= Amir Salek =

American electrical engineer and chip designer

Amir Salek is an electrical engineer and technology executive working on custom silicon design and artificial intelligence hardware development. He was part of Google's custom silicon organization responsible for developing the Tensor Processing Unit (TPU) family and related specialized processors, and currently serves as a Senior Managing Director at Cerberus Capital Management.

== Early life and education ==
Salek received a bachelor's degree in Electrical Engineering from Sharif University of Technology. He earned a Ph.D. in Computer Engineering and Computer Science from the University of Southern California.

== Career ==

=== NVIDIA ===
Prior to joining Google, Salek spent approximately eight years at NVIDIA as a Senior Director of Engineering. During his tenure at NVIDIA, he founded and led the company's System-on-a-Chip (SoC) Design organization and contributed to the development of NVIDIA's GPU and Tegra product lines.

=== Google ===
In 2013, Google recruited Salek to work on custom silicon development capabilities for the company's datacenters. As founder and head of Custom Silicon for Google Technical Infrastructure and Google Cloud, Salek directed the development and deployment of multiple generations of specialized processors. According to the Financial Times Tech Tonic podcast, Salek was "the brains behind Google's TPU chip," playing a key role in developing the TPU architecture specifically designed for AI tasks. Under his leadership, the organization developed Google's first production custom silicon chip and created the Tensor Processing Unit family, which includes:

- TPU (Google's first production custom silicon chip)
- TPUv2 (the industry's first production deep-learning training chip)
- TPUv3 (an enhanced training processor with doubled matrix multiply units and improved memory bandwidth)
- TPUv4 (delivering more than 2x performance improvement over TPUv3)
- Edge TPU (a compact deep learning accelerator for edge devices)
- VCU (Video Coding Unit)
- IPU (Image Processing Unit)
- OpenTitan (an open-source security chip)

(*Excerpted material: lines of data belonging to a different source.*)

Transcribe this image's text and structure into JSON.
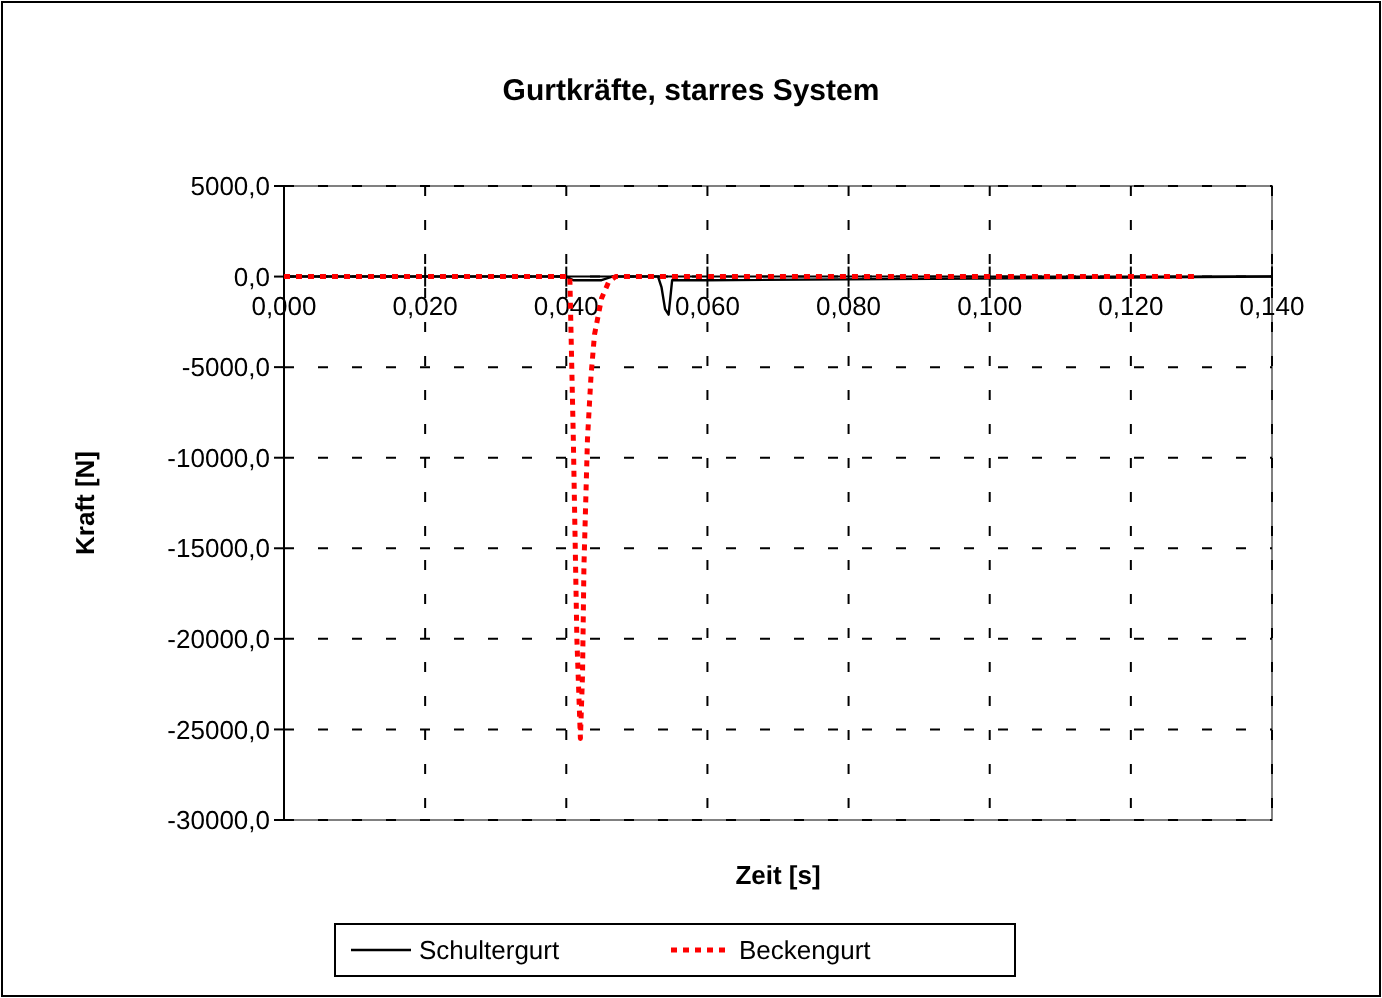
{
  "chart_data": {
    "type": "line",
    "title": "Gurtkräfte, starres System",
    "xlabel": "Zeit [s]",
    "ylabel": "Kraft [N]",
    "xlim": [
      0,
      0.14
    ],
    "xticks": [
      {
        "value": 0,
        "label": "0,000"
      },
      {
        "value": 0.02,
        "label": "0,020"
      },
      {
        "value": 0.04,
        "label": "0,040"
      },
      {
        "value": 0.06,
        "label": "0,060"
      },
      {
        "value": 0.08,
        "label": "0,080"
      },
      {
        "value": 0.1,
        "label": "0,100"
      },
      {
        "value": 0.12,
        "label": "0,120"
      },
      {
        "value": 0.14,
        "label": "0,140"
      }
    ],
    "ylim": [
      -30000,
      5000
    ],
    "yticks": [
      {
        "value": -30000,
        "label": "-30000,0"
      },
      {
        "value": -25000,
        "label": "-25000,0"
      },
      {
        "value": -20000,
        "label": "-20000,0"
      },
      {
        "value": -15000,
        "label": "-15000,0"
      },
      {
        "value": -10000,
        "label": "-10000,0"
      },
      {
        "value": -5000,
        "label": "-5000,0"
      },
      {
        "value": 0,
        "label": "0,0"
      },
      {
        "value": 5000,
        "label": "5000,0"
      }
    ],
    "grid": true,
    "legend": "bottom",
    "series": [
      {
        "name": "Schultergurt",
        "color": "#000000",
        "line_style": "solid",
        "x": [
          0,
          0.04,
          0.041,
          0.045,
          0.0465,
          0.053,
          0.0535,
          0.054,
          0.0545,
          0.055,
          0.06,
          0.14
        ],
        "values": [
          0,
          0,
          -200,
          -200,
          0,
          0,
          -600,
          -1800,
          -2100,
          -200,
          -200,
          0
        ]
      },
      {
        "name": "Beckengurt",
        "color": "#ff0000",
        "line_style": "dotted",
        "x": [
          0,
          0.0405,
          0.041,
          0.0415,
          0.042,
          0.0423,
          0.0425,
          0.043,
          0.0435,
          0.044,
          0.045,
          0.046,
          0.047,
          0.129
        ],
        "values": [
          0,
          0,
          -9000,
          -20000,
          -25500,
          -22000,
          -16000,
          -9000,
          -5500,
          -3200,
          -1200,
          -300,
          0,
          0
        ]
      }
    ]
  }
}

Throughout his tenure at Google from 2013 to 2022, Salek oversaw the strategic direction of custom silicon development for machine learning, networking, graphics, video, and mobile processors. In recognition of his role in advancing open-source hardware standards, Salek spoke at the CHIPS Alliance inaugural workshop in 2019 on the "Vision for Open Source Hardware Developments." His organization's work established custom silicon design as a core competency at Google, and the TPU architecture became instrumental in the company's infrastructure and influenced the broader industry's adoption of specialized AI accelerators.

The TPUv1 development was documented in the seminal 2017 paper "In-Datacenter Performance Analysis of a Tensor Processing Unit," presented at the 44th International Symposium on Computer Architecture (ISCA 2017), which demonstrated significant performance and energy efficiency advantages of purpose-built machine learning accelerators over general-purpose processors. The subsequent development of TPUv2 and TPUv3 was detailed in the 2021 IEEE Micro paper "The Design Process for Google's Training Chips: TPUv2 and TPUv3," authored by researchers including Salek, which described the co-design philosophy and architectural decisions that enabled rapid development and deployment of these training accelerators at scale.

=== Cerberus Capital Management ===
In March 2022, Salek joined Cerberus Capital Management as a Senior Managing Director and Partner of Tracker Ventures, Cerberus' stage-agnostic venture capital platform focused on investments in deep technology companies. In this role, he leads strategic investments in sectors including semiconductors, edge computing, artificial intelligence and machine learning, 5G infrastructure, autonomous systems, aerospace, next-generation compute platforms, cybersecurity, and Web 3.0 technologies.

== Legacy and impact ==
Salek's work in establishing Google's custom silicon capabilities demonstrated the viability of rapid application-specific integrated circuit (ASIC) development and deployment at hyperscale, establishing a model that has since been adopted across the technology industry. The TPU family has become foundational to Google's infrastructure and has influenced the broader industry's shift toward purpose-built processors for machine learning and artificial intelligence workloads.